A smoking ban on campus would be a small change for smokers to make with a magnanimous, beneficial impact on campus life in general, bettering our campus’ air quality, our community’s health — for both smokers and non-smokers — and our school’s image.

Most businesses and restaurants in California have already banned smoking in and around their workplaces, and Los Angeles, in particular, has notoriously bad air supply problems. So why should USC contribute to the problem? Since the actions of individual USC students represent the entire student body and university name, as a community we should be more conscious about the reputation we uphold, as well as the toxins we are emitting.

Lindsey Smith

Senior, communication 


  • Suni Ellis

    USC must ban on cell phone use. It is unfair to force others to involuntarily be subjected to cell phone radiation. Most expensive restaurants have already banned cell phone usage in their dining areas – why is USC so bafflingly hesitant to issue this policy?

  • Major General

    I don’t smoke and find it highly unpleasant when others do so in my presence. In fact, I asked my roommates last year not to smoke cigars with the front door open as it stunk up the house and my clothes. However, its a whole new field when you ask the state or university to ban it altogether. I too find this fascist and do not appreciate the government or university telling me how to make personal decisions in my life.

    Tell me, do you also want to ban high-calorie foods because they cause heart disease? How about high-emissions vehicles because of the pollution they cause and their unpleasant nature? How about the government just tells us what job is best for us, who we can marry, where we can go to college and whether or not we should have kids?

  • Anonymous

    As the first two comments pointed out, this article is laughable. Does the author have any understanding of basic science? To say that smoking contributes to the overall Los Angeles air quality problem is straight up not true. Smoking outside in a completely unenclosed area does not have a measurable effect on the health of others.

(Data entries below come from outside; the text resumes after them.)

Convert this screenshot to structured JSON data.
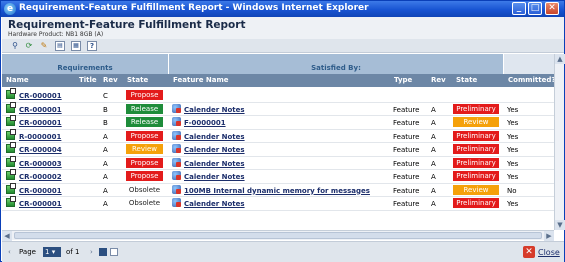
{
  "window": {
    "title": "Requirement-Feature Fulfillment Report - Windows Internet Explorer",
    "min_glyph": "_",
    "max_glyph": "□",
    "close_glyph": "✕"
  },
  "report": {
    "title": "Requirement-Feature Fulfillment Report",
    "subtitle": "Hardware Product: NB1 8GB (A)"
  },
  "toolbar": {
    "icons": [
      "funnel-icon",
      "refresh-icon",
      "export-icon",
      "columns-icon",
      "grid-icon",
      "help-icon"
    ],
    "glyphs": [
      "⚲",
      "⟳",
      "✎",
      "▤",
      "▦",
      "?"
    ]
  },
  "groups": {
    "requirements": "Requirements",
    "satisfied_by": "Satisfied By:"
  },
  "columns": {
    "name": "Name",
    "title": "Title",
    "rev": "Rev",
    "state": "State",
    "feature_name": "Feature Name",
    "type": "Type",
    "frev": "Rev",
    "fstate": "State",
    "committed": "Committed?"
  },
  "rows": [
    {
      "name": "CR-000001",
      "rev": "C",
      "state": "Propose",
      "feature": "",
      "type": "",
      "frev": "",
      "fstate": "",
      "committed": ""
    },
    {
      "name": "CR-000001",
      "rev": "B",
      "state": "Release",
      "feature": "Calender Notes",
      "type": "Feature",
      "frev": "A",
      "fstate": "Preliminary",
      "committed": "Yes"
    },
    {
      "name": "CR-000001",
      "rev": "B",
      "state": "Release",
      "feature": "F-0000001",
      "type": "Feature",
      "frev": "A",
      "fstate": "Review",
      "committed": "Yes"
    },
    {
      "name": "R-0000001",
      "rev": "A",
      "state": "Propose",
      "feature": "Calender Notes",
      "type": "Feature",
      "frev": "A",
      "fstate": "Preliminary",
      "committed": "Yes"
    },
    {
      "name": "CR-000004",
      "rev": "A",
      "state": "Review",
      "feature": "Calender Notes",
      "type": "Feature",
      "frev": "A",
      "fstate": "Preliminary",
      "committed": "Yes"
    },
    {
      "name": "CR-000003",
      "rev": "A",
      "state": "Propose",
      "feature": "Calender Notes",
      "type": "Feature",
      "frev": "A",
      "fstate": "Preliminary",
      "committed": "Yes"
    },
    {
      "name": "CR-000002",
      "rev": "A",
      "state": "Propose",
      "feature": "Calender Notes",
      "type": "Feature",
      "frev": "A",
      "fstate": "Preliminary",
      "committed": "Yes"
    },
    {
      "name": "CR-000001",
      "rev": "A",
      "state": "Obsolete",
      "feature": "100MB Internal dynamic memory for messages",
      "type": "Feature",
      "frev": "A",
      "fstate": "Review",
      "committed": "No"
    },
    {
      "name": "CR-000001",
      "rev": "A",
      "state": "Obsolete",
      "feature": "Calender Notes",
      "type": "Feature",
      "frev": "A",
      "fstate": "Preliminary",
      "committed": "Yes"
    }
  ],
  "status_colors": {
    "Propose": "#e31b1b",
    "Release": "#1e8c3a",
    "Review": "#f5a10a",
    "Preliminary": "#e31b1b"
  },
  "pager": {
    "first_glyph": "‹",
    "page_label": "Page",
    "page_value": "1",
    "of_label": "of 1",
    "next_glyph": "›"
  },
  "footer": {
    "close_label": "Close"
  }
}
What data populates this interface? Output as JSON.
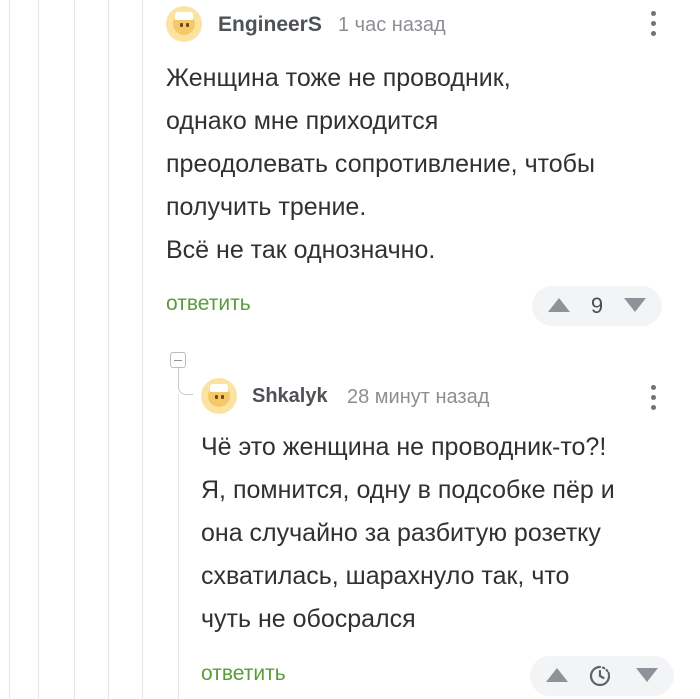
{
  "comments": [
    {
      "author": "EngineerS",
      "time": "1 час назад",
      "body": [
        "Женщина тоже не проводник,",
        "однако мне приходится",
        "преодолевать сопротивление, чтобы",
        "получить трение.",
        "Всё не так однозначно."
      ],
      "reply_label": "ответить",
      "score": "9"
    },
    {
      "author": "Shkalyk",
      "time": "28 минут назад",
      "body": [
        "Чё это женщина не проводник-то?!",
        "Я, помнится, одну в подсобке пёр и",
        "она случайно за разбитую розетку",
        "схватилась, шарахнуло так, что",
        "чуть не обосрался"
      ],
      "reply_label": "ответить",
      "score_icon": "timer-icon"
    }
  ],
  "colors": {
    "reply_link": "#5c9b3b",
    "rating_bg": "#f3f4f6",
    "thread_line": "#e3e5e8"
  }
}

    Some people don’t like the smell of smoke? Neither do I, but that doesn’t mean I try to go around limiting the rights of individuals. There are no problems with the designated smoking areas that currently exist.

  • Mitch Targus

    This letter is so demanding, so facist. USC must do this! USC must do that! Everyone should march in step with other schools! Why would you want to turn USC into Storm Trooper University?

    So people smoke, big deal. Some people wear too much perfume. Some people spend too much time in the tanning bed. Some people eat too many twinkies. Some people spend to much time on Facebook. We shouldn’t outlaw all of those things, but let people have their journey and figure out what works for them. That is what college should be about, figuring out what works for you in a free environment.

    And if you are worried about emitting toxins, put a sheet of fabric softener in your britches.

  • Anonymous

    Second-hand smoke in an unenclosed space has no implications on health. Los Angeles’ air quality is not impacted by smokers, and certainly not by the few present on USC’s campus. Aren’t actual facts amazing?

    On an unrelated note, this sentence is not English:

    A smoking ban on campus would be a small change for smokers to make with a magnanimous, beneficial impact on campus life in general, bettering our campus’ air quality, our community’s health — for both smokers and non-smokers — and our school’s image.

    I would hope that a student studying communication would be capable of conveying her ideas clearly. That is not the case here. There is also a blatant lack of copy-editing.